Realgar tensed with fury, every tendon stretched to breaking. He would rather face torture, interrogation, even a shot in the back—anything rather than the appalling sight of that girl. He hated every inch of her and her web-fingered kind who dared to fish his troops from the sea. Even if he were to strangle them, their faces would show only pity as they died.
Then his hatred subsided, leaving a headache and a weariness that would not vanish even when a helicopter appeared at last in the sky, and he snapped out commands to gather the survivors into some semblance of order. The campaign would be won despite this setback, but Realgar sensed an indefinable loss of spirit that would take him a long while to recover.
Out of the helicopter stepped Jade, smart and trim as ever, with a brisk salute as if it were all in a day's work.

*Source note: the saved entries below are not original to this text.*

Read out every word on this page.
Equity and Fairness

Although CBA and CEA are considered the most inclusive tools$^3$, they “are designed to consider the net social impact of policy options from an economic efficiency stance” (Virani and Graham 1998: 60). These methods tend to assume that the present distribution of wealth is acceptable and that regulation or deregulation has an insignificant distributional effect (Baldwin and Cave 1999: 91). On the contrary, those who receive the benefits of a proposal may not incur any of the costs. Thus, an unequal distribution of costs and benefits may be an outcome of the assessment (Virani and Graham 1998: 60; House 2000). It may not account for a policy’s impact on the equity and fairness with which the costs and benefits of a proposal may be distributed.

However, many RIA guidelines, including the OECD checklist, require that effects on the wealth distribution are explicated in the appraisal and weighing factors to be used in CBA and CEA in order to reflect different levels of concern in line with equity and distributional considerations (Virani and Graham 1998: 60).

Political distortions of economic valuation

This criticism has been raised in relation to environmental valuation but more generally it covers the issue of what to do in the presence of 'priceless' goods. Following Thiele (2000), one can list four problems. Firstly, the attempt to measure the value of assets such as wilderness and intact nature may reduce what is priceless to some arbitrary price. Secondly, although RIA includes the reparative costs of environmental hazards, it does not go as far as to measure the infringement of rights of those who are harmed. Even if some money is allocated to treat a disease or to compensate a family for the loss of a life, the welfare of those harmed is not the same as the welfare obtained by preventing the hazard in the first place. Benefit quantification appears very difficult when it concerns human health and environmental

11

“Jade, you made it! I should have known. You'd live through the flooding of hell itself. What's left of Headquarters?”
“The framework is intact, though it needs a big cleanout. Casualties are uncertain, since we're still picking survivors off the sea. Though by the looks of it, most of them ended up here.” Her gaze took in the scene, the troopers wrapped in ludicrous seasilk, the natives wandering around. “Imagine, those catfish still hope to capture our sympathy. I can't wait to turn on the satellites.”
“Since nothing else worked?”
Jade's mouth snapped shut; then she turned and started spouting orders at the helicopter crew.
Realgar's temper had flared because Jade had no business taking over and telling him what to do next, and also because she had stated his own thought aloud, in front of all the natives, where the mockery of it was obvious. What a hollow triumph it would be to destroy all the rafts just because Sharers could not be ruled.